Minimize Options losses

Posted by jsmith123456 on July 16, 2012 (07:38PM)


I have a Apple call option expiry Oct 2012. I purchased the call at $60 and the current value is $40.What can I do get out of this trade ? 

My objectives are:

1. Close the trade
2. Minimize the loss
3. Minimize future risk

Thank you for your help.

Posted by spshapiro on July 16, 2012 (08:31PM)

"Sell to close" is the order that you wish to place. Use a market order, if you must close the trade immediately. Use a limit order if you want to try to get a slightly better price. Be aware that you will not "minimize your future risk" until the trade actually is executed, at which time p/l can be defined.

Posted by NASDAQsavages on July 16, 2012 (08:57PM)

I really wish i could tell you SP is wrong, but he's right.
"sell to close"


Risk.
Reward.
Survival.

Posted by The Otter Way on July 16, 2012 (10:26PM)

jsmith123456 said:


I have a Apple call option expiry Oct 2012. I purchased the call at $60 and the current value is $40.What can I do get out of this trade ? 

My objectives are:

1. Close the trade
2. Minimize the loss
3. Minimize future risk

Thank you for your help.

 What's the strike....


Posted by treeHamster on July 16, 2012 (11:49PM)

Looks like he's got a 600 call. AAPL will have to grab $35 more without an IV rise to get back to $60. If you believe AAPL's earnings will beat this quarter, I'd sell it the 25th (the day after earnings).

There is a way to get back a little money while you're waiting around. You could use your 1 OCT call as your principle asset to sell closer calls against (600 or higher strike). So for example you could sell a $610 call tomorrow and buy it back a day or two later when it's worth a bit less, pocketing the cash. The idea is that you reduce your time decay due to theta between now and the earnings call.

If you think earnings won't beat estimates, I'd sell tomorrow as it's losing ~3%/day.

As a personal note, I don't think AAPL will go much higher than it's current price before earnings (might hit $615 again but no higher than $620 max) as everyone else is making estimates but they aren't doing as well as they did a year ago and AAPL's still only down ~6% from it's all time high of $644 which is much better than almost everyone else on the S&P500 (which makes it the best if you take into account it's market cap as well as growth rate over the past decade).

Everyone likes to say AAPL is still super cheap because it should be around $1000/share and that it's a safer investment than bonds but the lack of trading it's seen in the past 2 months says otherwise (it's avg volume has been lower than the rest of the market more than 75% of the past 40 trading days).
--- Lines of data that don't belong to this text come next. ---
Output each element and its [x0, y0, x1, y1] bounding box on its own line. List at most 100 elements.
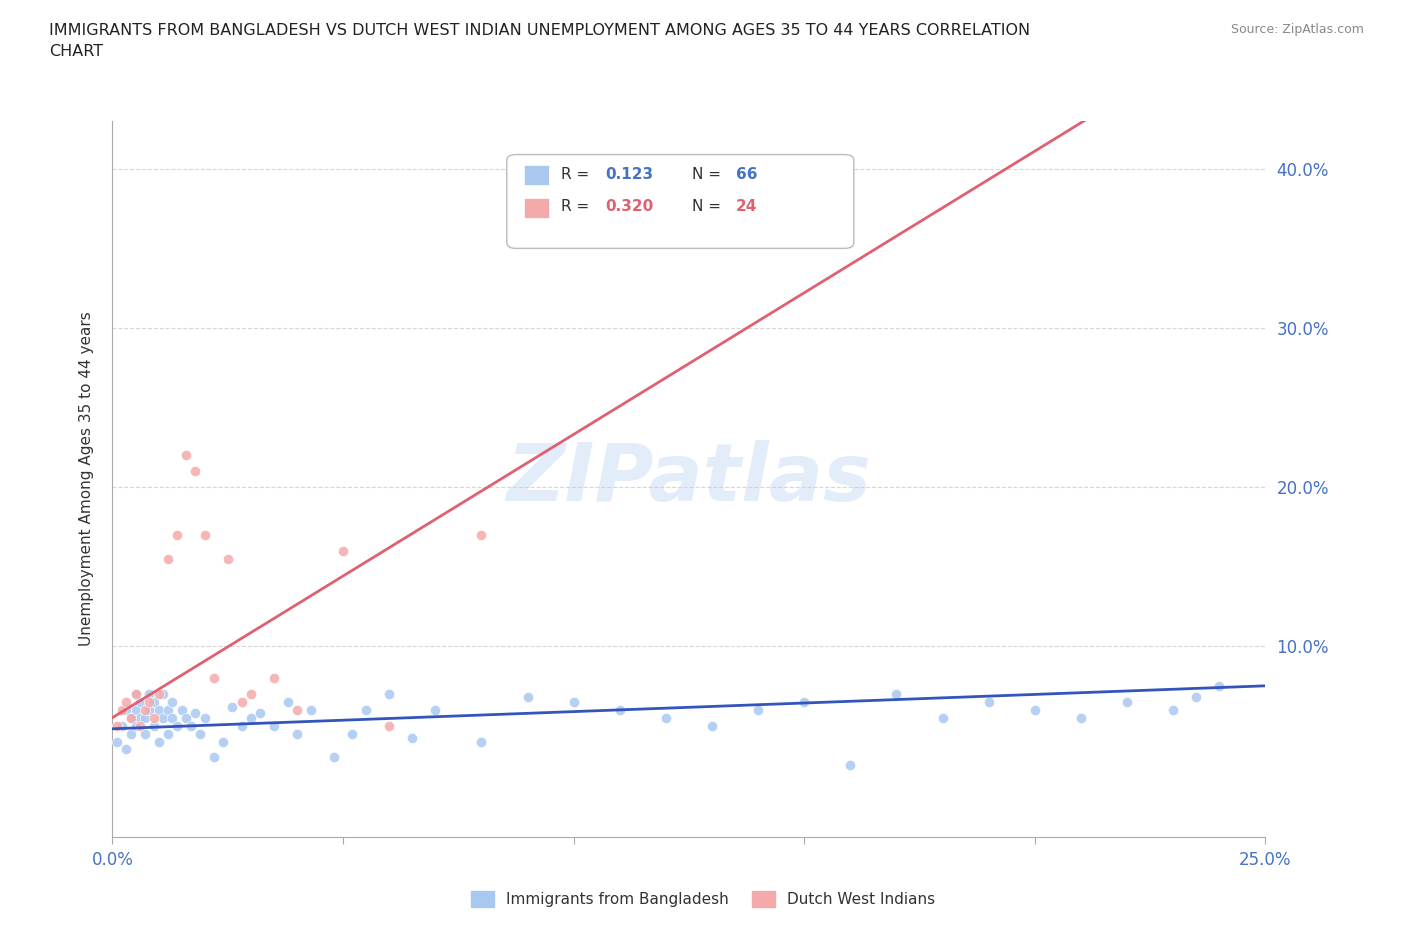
Point	[470, 734, 492, 749]
Point	[115, 702, 138, 717]
Point	[1185, 689, 1208, 704]
Point	[111, 702, 134, 717]
Point	[239, 686, 262, 701]
Point	[931, 711, 953, 725]
Point	[470, 527, 492, 542]
Point	[322, 750, 344, 764]
Point	[124, 718, 146, 733]
Point	[148, 734, 170, 749]
Point	[1116, 695, 1139, 710]
Point	[263, 671, 285, 685]
Point	[148, 702, 170, 717]
Point	[124, 686, 146, 701]
Point	[174, 711, 197, 725]
Point	[1208, 678, 1230, 693]
Point	[202, 750, 225, 764]
Point	[166, 527, 188, 542]
Point	[516, 689, 538, 704]
Point	[194, 711, 217, 725]
Point	[134, 702, 156, 717]
Point	[120, 711, 142, 725]
Point	[120, 726, 142, 741]
Point	[162, 695, 184, 710]
Point	[285, 726, 308, 741]
Point	[342, 726, 364, 741]
Point	[170, 702, 193, 717]
Point	[378, 718, 401, 733]
Bar	[524, 197, 550, 218]
Point	[115, 695, 138, 710]
Point	[129, 711, 152, 725]
Point	[184, 463, 207, 478]
Point	[143, 711, 166, 725]
Point	[747, 702, 769, 717]
Text: 0.320: 0.320	[605, 199, 652, 214]
Point	[231, 695, 253, 710]
Point	[977, 695, 1000, 710]
Point	[655, 711, 678, 725]
Point	[299, 702, 322, 717]
Point	[231, 718, 253, 733]
Y-axis label: Unemployment Among Ages 35 to 44 years: Unemployment Among Ages 35 to 44 years	[79, 312, 94, 646]
Point	[793, 695, 815, 710]
Text: 66: 66	[737, 167, 758, 182]
Point	[1070, 711, 1092, 725]
Point	[156, 726, 179, 741]
Point	[105, 734, 128, 749]
Point	[105, 718, 128, 733]
Point	[184, 706, 207, 721]
Text: R =: R =	[561, 199, 595, 214]
Point	[217, 551, 239, 566]
Text: Source: ZipAtlas.com: Source: ZipAtlas.com	[1230, 23, 1364, 36]
Point	[115, 742, 138, 757]
Point	[129, 718, 152, 733]
Point	[263, 718, 285, 733]
Point	[129, 695, 152, 710]
Point	[134, 726, 156, 741]
Point	[277, 695, 299, 710]
Point	[148, 686, 170, 701]
Point	[562, 695, 585, 710]
Point	[120, 711, 142, 725]
Point	[124, 702, 146, 717]
Point	[124, 686, 146, 701]
Point	[212, 734, 235, 749]
Bar	[524, 166, 550, 185]
Point	[162, 711, 184, 725]
Point	[152, 711, 174, 725]
Text: R =: R =	[561, 167, 595, 182]
Point	[700, 718, 723, 733]
FancyBboxPatch shape	[506, 154, 853, 248]
Point	[152, 686, 174, 701]
Text: 0.123: 0.123	[605, 167, 652, 182]
Point	[134, 711, 156, 725]
Point	[138, 702, 160, 717]
Point	[839, 758, 862, 773]
Point	[425, 702, 447, 717]
Text: N =: N =	[692, 167, 727, 182]
Point	[239, 711, 262, 725]
Point	[1161, 702, 1184, 717]
Point	[138, 695, 160, 710]
Point	[221, 699, 243, 714]
Text: IMMIGRANTS FROM BANGLADESH VS DUTCH WEST INDIAN UNEMPLOYMENT AMONG AGES 35 TO 44: IMMIGRANTS FROM BANGLADESH VS DUTCH WEST…	[49, 23, 1031, 60]
Point	[188, 726, 211, 741]
Legend: Immigrants from Bangladesh, Dutch West Indians: Immigrants from Bangladesh, Dutch West I…	[465, 884, 941, 913]
Point	[332, 543, 354, 558]
Text: N =: N =	[692, 199, 727, 214]
Point	[249, 706, 271, 721]
Point	[156, 551, 179, 566]
Point	[354, 702, 377, 717]
Point	[180, 718, 202, 733]
Point	[111, 718, 134, 733]
Point	[156, 702, 179, 717]
Text: ZIPatlas: ZIPatlas	[506, 440, 872, 518]
Point	[609, 702, 631, 717]
Point	[174, 447, 197, 462]
Point	[378, 686, 401, 701]
Point	[202, 671, 225, 685]
Point	[166, 718, 188, 733]
Point	[1024, 702, 1046, 717]
Point	[194, 527, 217, 542]
Point	[138, 686, 160, 701]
Believe the price ranges and volume metrics more than any analyst's ratings and/or editorials on it as if it were REALLY that great, the volume and price movements would reflect it.
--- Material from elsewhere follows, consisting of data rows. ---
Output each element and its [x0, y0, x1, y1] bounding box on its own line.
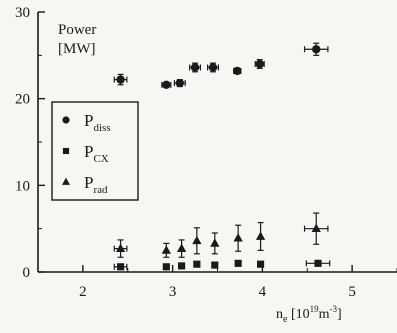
p-diss-point [208, 63, 218, 72]
p-cx-point [117, 263, 125, 271]
legend-label-p-cx: PCX [84, 142, 109, 165]
p-rad-point [192, 235, 202, 245]
legend-marker-p-cx [62, 147, 70, 155]
y-tick-label: 30 [15, 5, 30, 21]
x-axis-label: ne [1019m-3] [276, 304, 342, 325]
legend-label-p-rad: Prad [84, 173, 108, 196]
p-diss-point [312, 45, 321, 54]
p-rad-point [255, 231, 266, 240]
p-rad-point [311, 223, 321, 233]
x-tick-label: 5 [348, 284, 356, 300]
legend-label-p-diss: Pdiss [84, 111, 111, 134]
p-rad-point [161, 245, 171, 254]
p-rad-point [176, 243, 187, 252]
p-cx-point [211, 261, 219, 269]
legend-marker-p-rad [62, 177, 70, 185]
p-cx-point [234, 259, 242, 267]
p-rad-point [115, 243, 126, 252]
p-diss-point [190, 63, 200, 72]
p-cx-point [162, 263, 170, 271]
y-tick-label: 20 [15, 92, 30, 108]
legend-marker-p-diss [62, 116, 70, 124]
p-cx-point [314, 259, 322, 267]
p-cx-point [257, 260, 265, 268]
y-tick-label: 0 [23, 265, 31, 281]
p-cx-point [178, 262, 186, 270]
p-rad-point [210, 238, 220, 247]
p-rad-point [233, 233, 243, 242]
p-diss-point [162, 80, 171, 90]
p-diss-point [175, 78, 185, 88]
p-diss-point [233, 66, 242, 76]
p-diss-point [116, 75, 125, 84]
y-tick-label: 10 [15, 178, 30, 194]
x-tick-label: 4 [259, 284, 267, 300]
p-cx-point [193, 260, 201, 268]
x-tick-label: 2 [79, 284, 87, 300]
annotation-power: Power [58, 22, 96, 38]
x-tick-label: 3 [169, 284, 177, 300]
p-diss-point [255, 59, 264, 69]
annotation-units: [MW] [58, 41, 96, 57]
Posted by Patches O'Houlihan on July 17, 2012 (10:56PM)

jsmith123456 said:


I have a Apple call option expiry Oct 2012. I purchased the call at $60 and the current value is $40.What can I do get out of this trade ? 

My objectives are:

1. Close the trade
2. Minimize the loss
3. Minimize future risk

Thank you for your help.

 I can't tell you what to do now, my only advice is don't buy options for investment.  The odds are against you, I think it's something like 70% of options expire worthless.  Always be a net seller of options or buy options only as a hedge.